Being Cajun accounts for quite a lot of my personality traits, hobbies, favorite past-times, but you might find it surprising to learn that even my depression is ruled by the Cajun blood that runs through my veins. Between the large amounts of deathiversaries from my family and the ending of another glorious year with Lucian I become very melancholy, at the closing of every Summer. My stormiest and darkest days oddly correlate with the climatalogical peak of the Atlantic Hurricane season.

Every August and September I spend many nights in quite contemplation, wondering if I'm making enough memories and leaving an impression on Lucian's heart. I give hours pondering my efforts in preparing him for the life that lies in front of him. I desperately seek out each memory that was shared with loved ones, hoping to understand the lesson I was meant to gleam from their moments on Earth.

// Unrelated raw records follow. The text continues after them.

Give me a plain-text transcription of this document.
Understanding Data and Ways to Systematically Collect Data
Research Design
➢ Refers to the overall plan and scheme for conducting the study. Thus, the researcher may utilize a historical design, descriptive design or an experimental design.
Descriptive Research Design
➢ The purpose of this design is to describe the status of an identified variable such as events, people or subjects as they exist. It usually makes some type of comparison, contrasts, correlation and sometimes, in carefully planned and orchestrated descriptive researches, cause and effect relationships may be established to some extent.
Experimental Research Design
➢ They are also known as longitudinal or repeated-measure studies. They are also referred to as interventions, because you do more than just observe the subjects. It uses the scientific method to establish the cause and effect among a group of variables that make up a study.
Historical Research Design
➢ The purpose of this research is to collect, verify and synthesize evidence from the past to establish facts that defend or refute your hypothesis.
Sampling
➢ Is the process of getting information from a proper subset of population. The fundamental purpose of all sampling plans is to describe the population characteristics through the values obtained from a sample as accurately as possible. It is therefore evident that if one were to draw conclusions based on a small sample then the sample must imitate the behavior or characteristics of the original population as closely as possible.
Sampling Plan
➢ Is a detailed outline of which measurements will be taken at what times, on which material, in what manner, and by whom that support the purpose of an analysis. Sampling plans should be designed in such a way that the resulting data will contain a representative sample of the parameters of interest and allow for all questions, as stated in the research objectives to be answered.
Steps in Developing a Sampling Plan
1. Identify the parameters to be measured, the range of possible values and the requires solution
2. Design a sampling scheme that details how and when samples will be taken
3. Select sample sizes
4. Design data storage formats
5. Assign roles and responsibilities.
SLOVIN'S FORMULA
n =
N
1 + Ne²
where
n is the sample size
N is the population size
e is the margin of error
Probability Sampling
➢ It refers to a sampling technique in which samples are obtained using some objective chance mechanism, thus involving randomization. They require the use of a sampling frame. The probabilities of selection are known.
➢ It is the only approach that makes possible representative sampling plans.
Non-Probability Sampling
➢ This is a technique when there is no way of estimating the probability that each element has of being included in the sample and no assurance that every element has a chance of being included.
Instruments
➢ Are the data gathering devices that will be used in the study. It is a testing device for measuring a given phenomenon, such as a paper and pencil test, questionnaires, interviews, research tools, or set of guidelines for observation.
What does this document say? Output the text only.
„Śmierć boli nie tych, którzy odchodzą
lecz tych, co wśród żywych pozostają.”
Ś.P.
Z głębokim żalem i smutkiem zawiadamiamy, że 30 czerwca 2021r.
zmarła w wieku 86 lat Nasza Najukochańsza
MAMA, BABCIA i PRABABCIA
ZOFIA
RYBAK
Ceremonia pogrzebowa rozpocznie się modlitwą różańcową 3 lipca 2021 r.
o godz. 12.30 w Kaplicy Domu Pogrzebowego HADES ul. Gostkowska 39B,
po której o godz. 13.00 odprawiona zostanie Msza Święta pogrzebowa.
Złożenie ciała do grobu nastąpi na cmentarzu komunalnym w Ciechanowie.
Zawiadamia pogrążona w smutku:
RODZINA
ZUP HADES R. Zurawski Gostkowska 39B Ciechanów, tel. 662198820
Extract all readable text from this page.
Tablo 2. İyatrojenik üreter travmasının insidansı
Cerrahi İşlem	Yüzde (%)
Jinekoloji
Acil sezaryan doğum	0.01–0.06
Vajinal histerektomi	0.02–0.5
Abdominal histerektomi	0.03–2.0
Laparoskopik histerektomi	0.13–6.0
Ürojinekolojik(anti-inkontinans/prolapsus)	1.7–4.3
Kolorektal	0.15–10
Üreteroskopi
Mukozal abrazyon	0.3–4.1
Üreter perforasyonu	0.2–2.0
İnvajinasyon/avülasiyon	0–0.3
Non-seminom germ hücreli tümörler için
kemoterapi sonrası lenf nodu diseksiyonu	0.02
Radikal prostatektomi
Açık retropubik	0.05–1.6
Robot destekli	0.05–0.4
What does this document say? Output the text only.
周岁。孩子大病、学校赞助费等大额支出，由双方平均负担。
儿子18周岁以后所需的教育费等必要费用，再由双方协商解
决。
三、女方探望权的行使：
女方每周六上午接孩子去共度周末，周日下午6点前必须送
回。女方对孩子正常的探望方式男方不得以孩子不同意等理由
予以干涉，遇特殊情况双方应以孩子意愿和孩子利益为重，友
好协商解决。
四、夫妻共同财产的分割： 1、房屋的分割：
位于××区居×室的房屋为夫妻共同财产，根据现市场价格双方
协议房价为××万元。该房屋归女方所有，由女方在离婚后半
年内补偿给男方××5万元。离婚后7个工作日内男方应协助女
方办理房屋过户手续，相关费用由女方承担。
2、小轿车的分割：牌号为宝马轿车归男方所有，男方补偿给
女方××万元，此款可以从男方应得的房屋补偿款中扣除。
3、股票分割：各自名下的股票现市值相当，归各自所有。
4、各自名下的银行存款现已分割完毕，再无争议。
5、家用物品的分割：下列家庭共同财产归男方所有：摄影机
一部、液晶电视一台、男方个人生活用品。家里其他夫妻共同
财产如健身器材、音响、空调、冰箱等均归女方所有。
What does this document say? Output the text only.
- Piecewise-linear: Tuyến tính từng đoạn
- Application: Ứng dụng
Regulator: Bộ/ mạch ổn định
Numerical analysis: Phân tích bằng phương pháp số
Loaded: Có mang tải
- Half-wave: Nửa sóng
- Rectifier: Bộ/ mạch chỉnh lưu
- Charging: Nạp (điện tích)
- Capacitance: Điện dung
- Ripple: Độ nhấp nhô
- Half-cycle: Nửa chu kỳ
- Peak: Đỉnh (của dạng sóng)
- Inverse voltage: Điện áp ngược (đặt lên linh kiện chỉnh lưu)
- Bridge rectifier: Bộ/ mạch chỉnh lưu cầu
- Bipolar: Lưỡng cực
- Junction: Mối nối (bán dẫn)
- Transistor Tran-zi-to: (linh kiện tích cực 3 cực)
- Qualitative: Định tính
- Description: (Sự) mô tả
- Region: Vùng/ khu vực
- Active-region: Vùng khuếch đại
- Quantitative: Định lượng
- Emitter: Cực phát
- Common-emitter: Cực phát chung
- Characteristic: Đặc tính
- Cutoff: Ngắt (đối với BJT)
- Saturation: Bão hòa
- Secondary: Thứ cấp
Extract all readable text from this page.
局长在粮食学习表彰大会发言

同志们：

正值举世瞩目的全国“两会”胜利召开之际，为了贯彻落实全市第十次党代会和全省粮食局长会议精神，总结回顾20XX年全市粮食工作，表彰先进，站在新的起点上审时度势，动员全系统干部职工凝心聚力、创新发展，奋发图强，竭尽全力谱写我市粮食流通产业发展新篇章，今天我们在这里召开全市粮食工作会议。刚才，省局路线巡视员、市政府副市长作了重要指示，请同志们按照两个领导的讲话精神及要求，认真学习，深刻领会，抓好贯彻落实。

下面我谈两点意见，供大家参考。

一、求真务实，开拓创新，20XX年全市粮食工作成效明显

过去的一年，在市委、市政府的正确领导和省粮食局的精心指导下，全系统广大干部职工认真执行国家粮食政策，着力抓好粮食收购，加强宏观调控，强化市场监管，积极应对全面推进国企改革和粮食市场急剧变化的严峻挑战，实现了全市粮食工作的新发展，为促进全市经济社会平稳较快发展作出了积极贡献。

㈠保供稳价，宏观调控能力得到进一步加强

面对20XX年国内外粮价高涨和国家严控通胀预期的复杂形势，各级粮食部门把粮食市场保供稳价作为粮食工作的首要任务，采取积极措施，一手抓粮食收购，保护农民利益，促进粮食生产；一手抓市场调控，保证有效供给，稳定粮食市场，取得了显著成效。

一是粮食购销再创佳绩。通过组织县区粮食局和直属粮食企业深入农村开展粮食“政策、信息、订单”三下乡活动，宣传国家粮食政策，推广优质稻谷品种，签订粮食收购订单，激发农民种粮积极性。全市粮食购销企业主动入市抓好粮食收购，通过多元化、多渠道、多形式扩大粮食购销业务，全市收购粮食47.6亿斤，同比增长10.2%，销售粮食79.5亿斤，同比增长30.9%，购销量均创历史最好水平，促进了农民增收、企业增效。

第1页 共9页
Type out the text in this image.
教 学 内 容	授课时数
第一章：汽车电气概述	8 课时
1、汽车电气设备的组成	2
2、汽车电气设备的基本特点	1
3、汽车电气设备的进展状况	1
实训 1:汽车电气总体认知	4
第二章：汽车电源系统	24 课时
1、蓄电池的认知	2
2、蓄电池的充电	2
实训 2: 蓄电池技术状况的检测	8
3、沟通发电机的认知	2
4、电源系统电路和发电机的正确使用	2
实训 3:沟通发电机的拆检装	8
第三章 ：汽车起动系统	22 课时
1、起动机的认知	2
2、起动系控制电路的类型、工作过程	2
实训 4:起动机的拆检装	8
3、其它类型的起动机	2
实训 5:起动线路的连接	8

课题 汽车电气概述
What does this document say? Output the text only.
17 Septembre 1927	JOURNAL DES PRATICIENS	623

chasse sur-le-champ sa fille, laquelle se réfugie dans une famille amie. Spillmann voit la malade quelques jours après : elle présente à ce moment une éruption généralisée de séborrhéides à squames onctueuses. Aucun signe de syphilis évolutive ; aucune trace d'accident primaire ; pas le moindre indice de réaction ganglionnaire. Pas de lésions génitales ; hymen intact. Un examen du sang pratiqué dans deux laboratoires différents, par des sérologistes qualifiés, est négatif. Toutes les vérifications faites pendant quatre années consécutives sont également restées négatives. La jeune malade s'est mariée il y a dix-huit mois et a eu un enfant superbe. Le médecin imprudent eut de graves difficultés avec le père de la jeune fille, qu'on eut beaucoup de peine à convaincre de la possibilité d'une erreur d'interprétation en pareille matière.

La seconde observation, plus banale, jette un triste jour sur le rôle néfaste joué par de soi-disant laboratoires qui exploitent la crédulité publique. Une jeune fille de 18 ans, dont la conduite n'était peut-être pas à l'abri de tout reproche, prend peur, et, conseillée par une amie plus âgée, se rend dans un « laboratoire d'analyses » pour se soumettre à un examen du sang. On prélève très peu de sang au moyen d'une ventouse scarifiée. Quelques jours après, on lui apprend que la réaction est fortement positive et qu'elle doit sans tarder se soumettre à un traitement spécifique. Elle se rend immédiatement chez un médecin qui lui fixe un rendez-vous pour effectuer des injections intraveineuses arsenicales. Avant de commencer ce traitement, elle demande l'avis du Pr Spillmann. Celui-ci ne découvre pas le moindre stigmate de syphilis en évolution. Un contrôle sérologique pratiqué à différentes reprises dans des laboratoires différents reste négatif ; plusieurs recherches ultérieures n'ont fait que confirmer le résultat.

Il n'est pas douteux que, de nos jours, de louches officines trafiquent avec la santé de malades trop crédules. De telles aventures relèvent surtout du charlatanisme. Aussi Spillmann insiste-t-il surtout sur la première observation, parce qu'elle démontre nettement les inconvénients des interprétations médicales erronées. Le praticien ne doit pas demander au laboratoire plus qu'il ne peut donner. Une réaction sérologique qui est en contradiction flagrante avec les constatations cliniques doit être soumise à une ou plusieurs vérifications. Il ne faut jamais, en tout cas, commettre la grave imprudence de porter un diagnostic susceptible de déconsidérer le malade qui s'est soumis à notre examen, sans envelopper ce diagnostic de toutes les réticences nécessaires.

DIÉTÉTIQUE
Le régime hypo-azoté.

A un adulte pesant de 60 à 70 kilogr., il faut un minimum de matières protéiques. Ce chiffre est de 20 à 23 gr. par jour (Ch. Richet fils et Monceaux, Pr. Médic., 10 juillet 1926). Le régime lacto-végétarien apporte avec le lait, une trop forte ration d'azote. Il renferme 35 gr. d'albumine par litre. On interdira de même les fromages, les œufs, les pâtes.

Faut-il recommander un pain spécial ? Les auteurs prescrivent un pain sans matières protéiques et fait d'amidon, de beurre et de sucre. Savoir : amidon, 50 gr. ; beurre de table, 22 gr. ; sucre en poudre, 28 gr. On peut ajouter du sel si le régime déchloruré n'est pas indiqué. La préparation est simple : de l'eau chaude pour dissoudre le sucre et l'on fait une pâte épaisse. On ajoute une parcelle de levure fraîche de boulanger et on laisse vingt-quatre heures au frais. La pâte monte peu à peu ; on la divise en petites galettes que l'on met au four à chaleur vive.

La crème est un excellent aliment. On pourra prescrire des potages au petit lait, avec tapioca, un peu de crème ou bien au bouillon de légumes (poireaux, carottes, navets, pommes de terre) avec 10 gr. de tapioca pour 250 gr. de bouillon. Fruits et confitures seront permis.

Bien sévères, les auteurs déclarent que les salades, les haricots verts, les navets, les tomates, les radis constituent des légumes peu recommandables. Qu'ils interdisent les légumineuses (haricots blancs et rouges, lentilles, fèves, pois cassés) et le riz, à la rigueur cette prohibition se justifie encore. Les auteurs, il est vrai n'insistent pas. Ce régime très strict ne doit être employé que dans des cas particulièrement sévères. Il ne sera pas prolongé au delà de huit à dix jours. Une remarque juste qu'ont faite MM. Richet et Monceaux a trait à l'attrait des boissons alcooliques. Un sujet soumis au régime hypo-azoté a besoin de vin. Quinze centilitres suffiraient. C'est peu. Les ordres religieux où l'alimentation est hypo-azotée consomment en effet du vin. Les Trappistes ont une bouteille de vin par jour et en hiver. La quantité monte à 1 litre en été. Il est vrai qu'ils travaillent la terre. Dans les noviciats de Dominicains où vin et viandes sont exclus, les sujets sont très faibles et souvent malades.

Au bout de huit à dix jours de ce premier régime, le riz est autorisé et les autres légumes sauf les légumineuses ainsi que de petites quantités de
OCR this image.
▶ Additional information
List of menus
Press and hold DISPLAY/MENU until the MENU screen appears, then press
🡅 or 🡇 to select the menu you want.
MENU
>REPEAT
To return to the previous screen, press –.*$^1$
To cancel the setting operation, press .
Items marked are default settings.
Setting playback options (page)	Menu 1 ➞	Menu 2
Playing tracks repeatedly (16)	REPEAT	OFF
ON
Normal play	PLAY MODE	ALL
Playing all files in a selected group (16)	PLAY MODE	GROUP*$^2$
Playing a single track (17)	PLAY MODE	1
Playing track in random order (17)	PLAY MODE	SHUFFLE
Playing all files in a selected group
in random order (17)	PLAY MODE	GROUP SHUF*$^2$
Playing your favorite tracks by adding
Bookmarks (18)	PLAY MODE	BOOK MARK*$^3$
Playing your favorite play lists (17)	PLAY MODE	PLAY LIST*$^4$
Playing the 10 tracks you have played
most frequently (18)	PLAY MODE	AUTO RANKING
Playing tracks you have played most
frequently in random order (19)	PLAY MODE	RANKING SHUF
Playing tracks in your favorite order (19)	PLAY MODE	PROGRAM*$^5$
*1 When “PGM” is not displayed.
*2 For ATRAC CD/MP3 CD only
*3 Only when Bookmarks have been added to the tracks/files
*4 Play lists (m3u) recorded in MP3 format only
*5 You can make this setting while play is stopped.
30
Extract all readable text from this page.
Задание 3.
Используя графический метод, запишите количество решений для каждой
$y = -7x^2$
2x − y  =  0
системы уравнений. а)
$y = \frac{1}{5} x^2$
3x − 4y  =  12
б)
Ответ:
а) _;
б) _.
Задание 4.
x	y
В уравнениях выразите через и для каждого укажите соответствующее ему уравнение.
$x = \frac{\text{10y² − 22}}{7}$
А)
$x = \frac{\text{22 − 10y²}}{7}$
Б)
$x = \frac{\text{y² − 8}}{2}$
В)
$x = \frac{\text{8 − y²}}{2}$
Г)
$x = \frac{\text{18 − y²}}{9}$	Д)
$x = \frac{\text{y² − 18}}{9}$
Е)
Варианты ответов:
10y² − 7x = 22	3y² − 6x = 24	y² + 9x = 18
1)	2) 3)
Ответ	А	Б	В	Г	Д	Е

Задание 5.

When a storm begins to roll in I bravely close my eyes, face the wind and silently admit that I can no longer hear their voice or see their face in my mind, and in that instant I feel them next to me.

It was just the other night when I had that special juncture with my O'ma, I let the grin wash over my face and the tears stream quickly down my cheeks. Life has been weighing heavy on my heart as of late and I just let it all rush out to her, begging for guidance. It was such a freeing moment, I went to bed so joyful. I dreamt of lighthouses for the next few nights, they were a favorite of her's so I wasn't surprised but I was a little disappointed that there was no real clarity to be found in any of them. That's when I thought maybe she's telling me to BE a lighthouse. When I said those words out loud I swear I could hear her say, "Carrie Ann, you were designed to emit light and help others navigate the rough shores of life."



To the outsider, it may seem ludicrous but my purpose is clear to me now. I can take the time I need to looking longingly at the sea, remembering the happiness it has brought me, but I must muster the strength to be seen through the darkest, storm-riddled nights. I am built to ride out life's toughest storms. I must be maintained, ready and alert for the next day's trials - ever present to help guide my people to safety.